A Bioinspired Hydrogel with Balanced Adhesion and Compliance for Reversible Underwater Adhesion

Abstract

Achieving strong yet reversible underwater adhesion while maintaining low mechanical stiffness remains a key challenge for hydrogel adhesives, especially for temporary stabilization of fragile submerged objects. Here, we report a bioinspired ternary hydrogel in which hydrophobicity is functionally balanced to reconcile adhesion, compliance, and salt tolerance. By systematically tuning hydrophobic content within a cationic polymer network, we construct a hydrogel framework that suppresses salt-induced swelling and restructures hydrogen-bonded water populations, facilitating interfacial dehydration and reversible physical interactions. The resulting hydrogel adopts a tough yet compliant architecture (elastic modulus on the order of 100 kPa) that sustains large stresses while remaining mechanically conformable, enabling stable underwater adhesion (~0.3 MPa) without chemical curing.
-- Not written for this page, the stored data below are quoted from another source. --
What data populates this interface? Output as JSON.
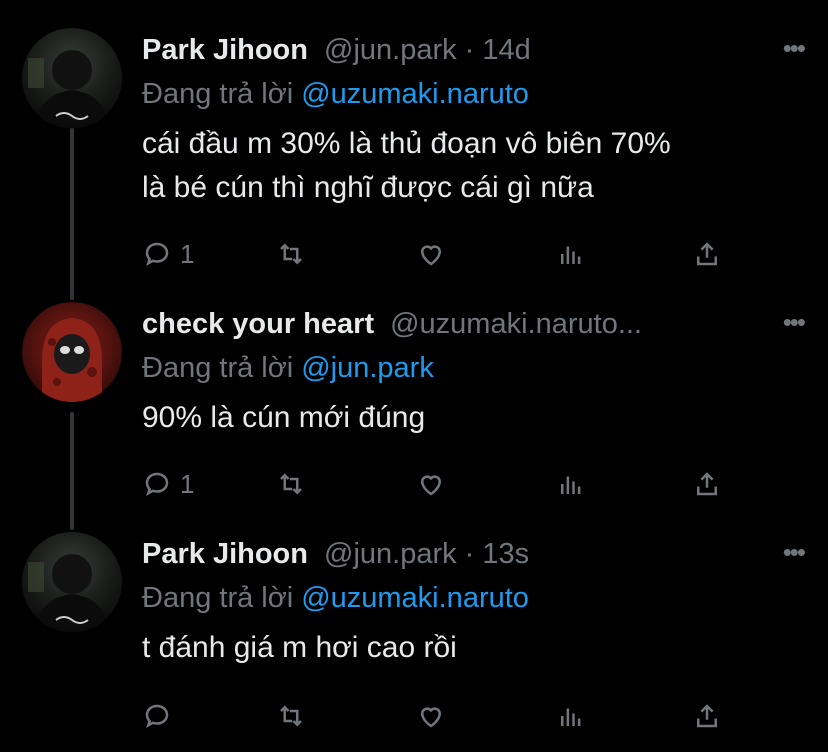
{
  "tweets": [
    {
      "name": "Park Jihoon",
      "handle_meta": "@jun.park · 14d",
      "reply_prefix": "Đang trả lời",
      "reply_mention": "@uzumaki.naruto",
      "lines": [
        "cái đầu m 30% là thủ đoạn vô biên 70%",
        "là bé cún thì nghĩ được cái gì nữa"
      ],
      "reply_count": "1"
    },
    {
      "name": "check your heart",
      "handle_meta": "@uzumaki.naruto...",
      "reply_prefix": "Đang trả lời",
      "reply_mention": "@jun.park",
      "lines": [
        "90% là cún mới đúng"
      ],
      "reply_count": "1"
    },
    {
      "name": "Park Jihoon",
      "handle_meta": "@jun.park · 13s",
      "reply_prefix": "Đang trả lời",
      "reply_mention": "@uzumaki.naruto",
      "lines": [
        "t đánh giá m hơi cao rồi"
      ],
      "reply_count": ""
    }
  ],
  "icons": {
    "reply": "speech-bubble",
    "retweet": "retweet-arrows",
    "like": "heart",
    "views": "bar-chart",
    "share": "upload-arrow",
    "more": "ellipsis"
  },
  "colors": {
    "background": "#000000",
    "text": "#e7e9ea",
    "muted": "#71767b",
    "link": "#1d9bf0"
  }
}
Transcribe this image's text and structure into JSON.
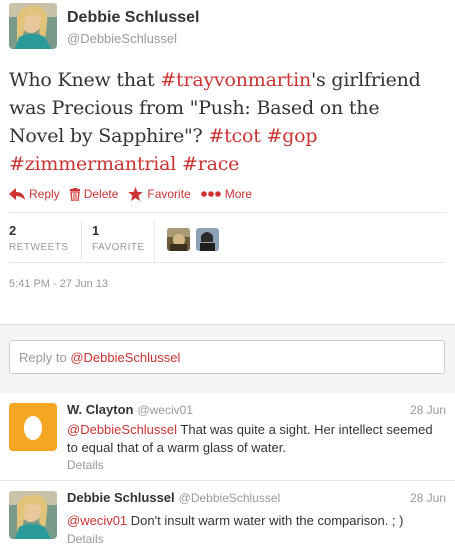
{
  "tweet": {
    "author_name": "Debbie Schlussel",
    "author_handle": "@DebbieSchlussel",
    "text_1": "Who Knew that ",
    "hashtag_1": "#trayvonmartin",
    "text_2": "'s girlfriend was Precious from \"Push: Based on the Novel by Sapphire\"? ",
    "hashtag_2": "#tcot",
    "hashtag_3": "#gop",
    "hashtag_4": "#zimmermantrial",
    "hashtag_5": "#race",
    "actions": {
      "reply": "Reply",
      "delete": "Delete",
      "favorite": "Favorite",
      "more": "More"
    },
    "stats": {
      "retweets_count": "2",
      "retweets_label": "RETWEETS",
      "favorites_count": "1",
      "favorites_label": "FAVORITE"
    },
    "timestamp": "5:41 PM - 27 Jun 13"
  },
  "reply_box": {
    "prefix": "Reply to ",
    "mention": "@DebbieSchlussel"
  },
  "replies": [
    {
      "name": "W. Clayton",
      "handle": "@weciv01",
      "date": "28 Jun",
      "mention": "@DebbieSchlussel",
      "text": "  That was quite a sight.  Her intellect seemed to equal that of a warm glass of water.",
      "details": "Details"
    },
    {
      "name": "Debbie Schlussel",
      "handle": "@DebbieSchlussel",
      "date": "28 Jun",
      "mention": "@weciv01",
      "text": " Don't insult warm water with the comparison.  ;  )",
      "details": "Details"
    }
  ],
  "colors": {
    "accent": "#cc3333",
    "muted": "#999999",
    "text": "#333333"
  }
}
Importantly, the adhesion is residue-free, reversible, and repeatable across cycles, demonstrating that high interfacial strength can be achieved without sacrificing detachability. Demonstrated under the stringent conditions of in situ stabilization of submerged cultural heritage, this work establishes a composition-balancing strategy for designing tough yet compliant hydrogel adhesives for reversible underwater applications.